O mal de Pott é uma doença que muitas vezes não tem seu diagnóstico definido, por ser uma doença de diagnóstico difícil por excelência, outras vezes, o diagnóstico é dado de forma tardia, podendo evoluir com complicações graves de impacto decisivo na qualidade de vida dos pacientes, como a paraplegia decorrente da compressão medular na fase ativa da doença8.

Trata-se de uma doença indolente, negligenciada no campo da pesquisa e terapêutica, talvez por atingir pessoas menos favorecidas9. As sequelas observadas com maior frequência são: paraplegia ou tetraplegia, déficit neurológico e dissociação atlantoaxial nos casos em que há acometimento vertebral e deformidade permanente da coluna10.

A ressonância magnética exibe com inúmeras vantagens a extensão da deformidade e a consequente compressão da medula8. Ela é uma opção diagnóstica valiosa na investigação do mal de Pott por ter a capacidade de definir qual tecido está comprimindo os segmentos neurais: sequestro discal, tecido ósseo ou abscesso11.

A associação de rifampicina + isoniazida + pirazinamida + etambutol por dois meses seguidos de rifampicina + isoniazida por um período máximo de 6, 9, 12 ou 18 meses é o esquema terapêutico proposto com maior frequência no tratamento da tuberculose espinal12.

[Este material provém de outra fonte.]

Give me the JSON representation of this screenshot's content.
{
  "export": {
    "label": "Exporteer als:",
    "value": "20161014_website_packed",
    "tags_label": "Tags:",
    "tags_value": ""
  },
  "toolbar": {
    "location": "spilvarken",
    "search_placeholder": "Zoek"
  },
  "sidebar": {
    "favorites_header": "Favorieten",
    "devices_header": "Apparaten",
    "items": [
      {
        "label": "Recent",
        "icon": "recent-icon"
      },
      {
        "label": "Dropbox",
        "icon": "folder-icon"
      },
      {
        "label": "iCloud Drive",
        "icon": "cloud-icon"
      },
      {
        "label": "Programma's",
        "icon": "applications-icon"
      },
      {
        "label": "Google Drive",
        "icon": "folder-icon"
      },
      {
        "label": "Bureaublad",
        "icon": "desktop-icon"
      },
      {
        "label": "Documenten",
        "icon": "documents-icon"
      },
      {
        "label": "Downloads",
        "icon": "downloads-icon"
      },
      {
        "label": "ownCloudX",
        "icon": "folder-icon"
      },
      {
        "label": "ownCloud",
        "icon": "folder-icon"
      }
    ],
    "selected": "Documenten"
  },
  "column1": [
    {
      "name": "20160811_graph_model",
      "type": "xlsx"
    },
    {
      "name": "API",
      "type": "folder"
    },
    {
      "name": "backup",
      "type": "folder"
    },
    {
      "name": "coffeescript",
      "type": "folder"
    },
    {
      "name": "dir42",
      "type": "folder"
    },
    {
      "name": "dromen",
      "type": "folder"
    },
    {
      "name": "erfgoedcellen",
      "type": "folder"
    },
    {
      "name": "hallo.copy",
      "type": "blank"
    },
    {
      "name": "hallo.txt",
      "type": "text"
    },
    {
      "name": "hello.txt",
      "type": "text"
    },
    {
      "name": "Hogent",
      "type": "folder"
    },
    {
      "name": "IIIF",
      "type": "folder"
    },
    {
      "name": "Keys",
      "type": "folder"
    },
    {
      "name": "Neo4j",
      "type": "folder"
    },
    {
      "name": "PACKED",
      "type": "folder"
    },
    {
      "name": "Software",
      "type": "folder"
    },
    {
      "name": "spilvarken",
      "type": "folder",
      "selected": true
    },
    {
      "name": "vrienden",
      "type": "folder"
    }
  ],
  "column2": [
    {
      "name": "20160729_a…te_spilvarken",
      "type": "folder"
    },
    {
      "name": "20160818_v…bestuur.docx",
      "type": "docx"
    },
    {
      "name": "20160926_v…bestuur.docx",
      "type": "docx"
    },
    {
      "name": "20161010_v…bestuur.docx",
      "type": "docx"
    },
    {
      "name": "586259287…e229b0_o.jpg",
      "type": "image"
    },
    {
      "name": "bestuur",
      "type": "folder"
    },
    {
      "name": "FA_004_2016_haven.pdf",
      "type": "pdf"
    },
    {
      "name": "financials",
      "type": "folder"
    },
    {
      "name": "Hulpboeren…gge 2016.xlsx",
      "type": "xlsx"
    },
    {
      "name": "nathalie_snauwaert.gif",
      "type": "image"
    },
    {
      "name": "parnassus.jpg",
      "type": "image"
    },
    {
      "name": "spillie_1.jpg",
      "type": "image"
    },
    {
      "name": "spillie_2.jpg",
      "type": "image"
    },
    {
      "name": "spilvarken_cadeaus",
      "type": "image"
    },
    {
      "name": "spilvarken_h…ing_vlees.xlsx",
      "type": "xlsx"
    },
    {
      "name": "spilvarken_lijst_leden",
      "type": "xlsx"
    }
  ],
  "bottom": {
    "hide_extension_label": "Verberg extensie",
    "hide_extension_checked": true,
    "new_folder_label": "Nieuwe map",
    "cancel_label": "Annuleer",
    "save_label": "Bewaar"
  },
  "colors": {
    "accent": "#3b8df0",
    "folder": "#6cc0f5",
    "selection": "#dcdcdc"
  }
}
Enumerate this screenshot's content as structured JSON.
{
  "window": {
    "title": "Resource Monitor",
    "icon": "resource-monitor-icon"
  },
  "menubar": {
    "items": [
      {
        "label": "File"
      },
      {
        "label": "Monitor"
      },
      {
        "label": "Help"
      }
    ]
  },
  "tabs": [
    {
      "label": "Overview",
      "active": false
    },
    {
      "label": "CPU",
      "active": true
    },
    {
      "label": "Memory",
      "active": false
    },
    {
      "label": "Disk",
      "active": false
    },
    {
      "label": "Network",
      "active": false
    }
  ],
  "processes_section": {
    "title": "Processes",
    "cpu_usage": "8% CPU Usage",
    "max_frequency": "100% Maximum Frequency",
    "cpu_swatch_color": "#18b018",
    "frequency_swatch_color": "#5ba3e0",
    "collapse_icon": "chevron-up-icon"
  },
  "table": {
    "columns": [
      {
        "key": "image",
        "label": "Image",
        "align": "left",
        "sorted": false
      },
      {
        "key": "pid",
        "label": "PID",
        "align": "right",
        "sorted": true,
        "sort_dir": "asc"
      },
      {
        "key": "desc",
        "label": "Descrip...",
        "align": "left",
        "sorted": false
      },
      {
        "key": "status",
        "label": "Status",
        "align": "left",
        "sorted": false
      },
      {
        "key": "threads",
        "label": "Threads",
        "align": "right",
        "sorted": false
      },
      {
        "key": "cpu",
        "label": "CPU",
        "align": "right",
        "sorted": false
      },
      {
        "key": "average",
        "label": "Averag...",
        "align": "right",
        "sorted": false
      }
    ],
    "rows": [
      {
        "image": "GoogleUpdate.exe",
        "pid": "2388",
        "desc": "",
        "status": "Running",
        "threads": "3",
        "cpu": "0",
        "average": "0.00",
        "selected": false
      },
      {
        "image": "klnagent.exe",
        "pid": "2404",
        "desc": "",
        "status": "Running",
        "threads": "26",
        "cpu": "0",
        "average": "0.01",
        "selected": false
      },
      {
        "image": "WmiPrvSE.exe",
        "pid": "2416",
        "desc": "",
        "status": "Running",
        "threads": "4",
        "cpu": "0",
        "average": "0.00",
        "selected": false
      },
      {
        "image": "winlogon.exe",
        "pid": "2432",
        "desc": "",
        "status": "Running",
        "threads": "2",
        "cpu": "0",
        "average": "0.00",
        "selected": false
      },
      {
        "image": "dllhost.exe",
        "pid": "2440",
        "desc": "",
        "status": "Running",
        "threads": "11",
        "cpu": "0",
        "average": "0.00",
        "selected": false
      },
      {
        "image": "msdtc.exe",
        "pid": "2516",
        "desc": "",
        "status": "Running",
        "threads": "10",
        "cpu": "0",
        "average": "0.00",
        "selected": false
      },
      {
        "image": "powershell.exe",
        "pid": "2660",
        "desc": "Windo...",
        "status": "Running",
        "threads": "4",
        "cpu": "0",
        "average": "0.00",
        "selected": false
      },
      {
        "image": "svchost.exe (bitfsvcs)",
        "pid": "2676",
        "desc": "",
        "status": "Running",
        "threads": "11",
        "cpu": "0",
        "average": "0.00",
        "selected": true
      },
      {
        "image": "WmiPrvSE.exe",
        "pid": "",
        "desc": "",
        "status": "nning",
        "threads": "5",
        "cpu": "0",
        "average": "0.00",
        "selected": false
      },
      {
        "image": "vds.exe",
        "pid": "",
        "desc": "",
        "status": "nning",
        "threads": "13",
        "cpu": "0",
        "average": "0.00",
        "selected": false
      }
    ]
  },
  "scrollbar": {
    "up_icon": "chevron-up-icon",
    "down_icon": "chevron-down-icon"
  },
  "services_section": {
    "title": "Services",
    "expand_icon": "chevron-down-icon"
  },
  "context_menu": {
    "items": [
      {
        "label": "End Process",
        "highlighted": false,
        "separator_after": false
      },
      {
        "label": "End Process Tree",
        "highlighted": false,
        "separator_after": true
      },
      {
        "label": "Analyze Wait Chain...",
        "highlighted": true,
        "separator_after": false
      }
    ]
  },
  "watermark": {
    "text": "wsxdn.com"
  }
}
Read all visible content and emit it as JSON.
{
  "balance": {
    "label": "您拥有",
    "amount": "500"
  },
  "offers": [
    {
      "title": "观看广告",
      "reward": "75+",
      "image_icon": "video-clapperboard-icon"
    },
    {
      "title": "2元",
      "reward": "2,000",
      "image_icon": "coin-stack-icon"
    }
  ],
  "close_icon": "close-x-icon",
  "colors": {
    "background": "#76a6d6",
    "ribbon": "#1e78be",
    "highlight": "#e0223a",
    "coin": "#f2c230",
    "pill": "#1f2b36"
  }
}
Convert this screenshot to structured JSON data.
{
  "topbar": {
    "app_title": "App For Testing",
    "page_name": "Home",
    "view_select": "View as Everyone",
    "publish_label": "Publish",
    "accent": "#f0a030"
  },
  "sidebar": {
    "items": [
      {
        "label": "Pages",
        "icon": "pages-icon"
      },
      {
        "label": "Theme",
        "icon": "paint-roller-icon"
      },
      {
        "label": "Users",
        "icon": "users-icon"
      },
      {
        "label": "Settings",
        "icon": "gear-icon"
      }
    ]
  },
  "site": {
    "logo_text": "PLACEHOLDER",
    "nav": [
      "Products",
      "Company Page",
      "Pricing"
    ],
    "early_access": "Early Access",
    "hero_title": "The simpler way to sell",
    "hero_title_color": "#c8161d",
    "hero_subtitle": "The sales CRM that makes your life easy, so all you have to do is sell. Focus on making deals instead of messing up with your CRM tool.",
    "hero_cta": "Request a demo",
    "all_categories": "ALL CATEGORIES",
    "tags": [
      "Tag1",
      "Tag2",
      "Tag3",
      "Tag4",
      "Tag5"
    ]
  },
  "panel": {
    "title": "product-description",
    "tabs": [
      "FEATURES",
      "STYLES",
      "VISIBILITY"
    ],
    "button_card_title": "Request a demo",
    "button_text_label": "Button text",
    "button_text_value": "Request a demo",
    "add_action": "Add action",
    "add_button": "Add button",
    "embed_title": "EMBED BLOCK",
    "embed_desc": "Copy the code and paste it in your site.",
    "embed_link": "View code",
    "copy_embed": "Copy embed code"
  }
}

A espondilite tuberculosa aguda tem indicação cirúrgica quando o paciente evolui com aumento progressivo de deformidade na coluna vertebral, déficit neurológico progressivo, dor devido a abscesso ou instabilidade vertebral, falha no tratamento conservador e diagnóstico incerto13.

O motivo determinante para a substituição do tratamento medicamentoso exclusivo pela associação com o tratamento cirúrgico é o surgimento de sintomas neurológicos. Alguns cirurgiões definem que cifoses com mais de 30º apresentam indicação de tratamento cirúrgico14.


CONCLUSÃO

Em Pediatria, as infecções de coluna vertebral são incomuns e frequentemente há retardo no diagnóstico porque a coluna não é facilmente palpável, os sintomas geralmente são inespecíficos e muitos médicos ignoram o mal de Pott como hipótese diagnóstica, podendo gerar sérias repercussões clínicas como deformidades ósseas e lesões permanentes do sistema nervoso periférico.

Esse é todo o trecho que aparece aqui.